À ce titre et par sa nature même, l’eau revêt un caractère universel et partagé à l’échelle du globe entre tous les vivants (au moins par les océans, qui sont tous connectés). L’eau douce est également le premier élément en danger face au changement climatique, alors que la vie en dépend directement, dont celle des humains.
Le Réseau syndical international de solidarité et de luttes considère, par cette motion, que les luttes pour le partage de l’eau, pour sa qualité, pour le maintien de ses usages non-économiques (des humains et des non-humains, en particulier l’eau potable), sont des luttes transnationales et anthropologiques qui méritent une attention toute particulière de la classe ouvrière. Comme on l’a récemment entendu dans les mouvements sociaux et écologiques : « pas d’eau, pas de retraite ». Les mobilisations sur le sujet sont innombrables : Togo, France, Equateur, Pérou,…
Mais si la lutte transnationale pour les communs commence par la lutte pour l’eau, l’actualité dictant ses priorités, le Réseau syndical international de solidarité et de luttes n’en oublie pas l’impérieuse fragilité d’ensemble (privatisation des gènes et des variétés végétales, saturation de CO2 du climat pour des intérêts privés, micro-travail orientant la culture du quotidien pour les intérêts de la Big Data, pollution de l’air des plus pauvres, accaparements de terres, etc.).
C’est pourquoi le Réseau syndical international de solidarité et de luttes, pour la défense du cadre de vie des travailleuses et travailleurs, pour qu’un avenir vivable soit encore dans nos perspectives de vivant∙es :
1. envisage ces luttes pour l’eau comme une lutte transnationale globale, et mobilise ses membres pour les renforcer et les mettre en réseau ;
2. valorise les travaux de ses membres qui donneront à ces luttes une véritable dimension universelle et syndicale ;
3. incite ses membres à donner aux travailleurs et travailleuses les moyens de s’organiser et de se défendre face à la répression dès lors qu’iels considèrent qu’il est nécessaire d’attaquer le capitalisme et en particulier en désarmant ses infrastructures, ses outils et ses flux qui soutiendraient l’œuvre de destruction massive de communs et de l’eau en particulier.
Depuis un poste à souder, une administration, un champ, un poste informatique, une place publique, une tranchée, une usine, une mine ou une école : nous sommes la nature qui se défend. Pas d’avenir sur une planète sans eau.
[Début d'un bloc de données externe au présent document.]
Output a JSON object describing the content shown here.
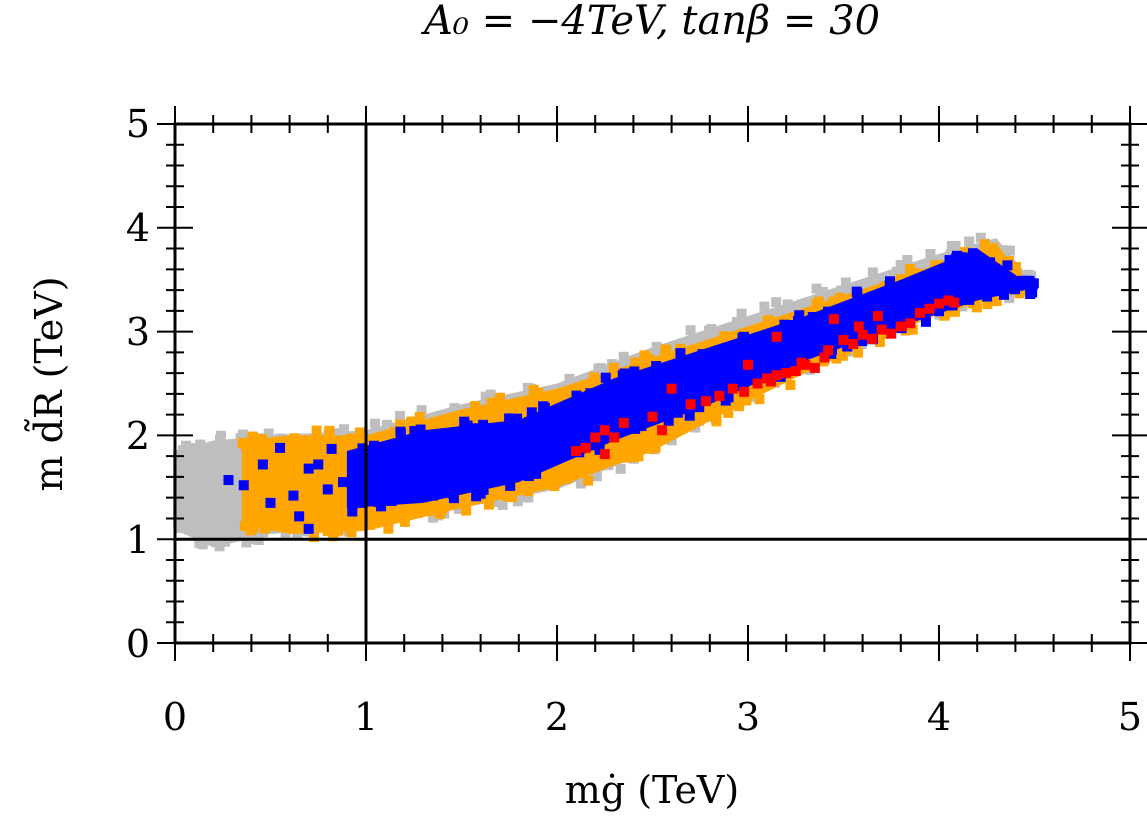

[1] www.bassinesnonmerci.fr

[2] En s’excusant pour celles et ceux qui se retrouvent dans ces points de suspension !

[3] Neuf militants sont inculpés : du collectif Bassines Non Merci, de la Confédération paysanne, des Soulèvements de la Terre, de la CGT et de Solidaires.

[4] Suivent plusieurs lignes sur le sens de cette lutte et sur la répression étatique, proches de celles-ci-dessus reprises de Solidaires Deux-Sèvres.

[5] Militant du Syndicat des travailleurs ruraux, écologiste, assassiné en 1988 par un nervi des milices d’extrême droite organisées par les grands propriétaires fonciers brésiliens ; Dans les années 1980, des centaines de militants furent ainsi assassinés au Brésil.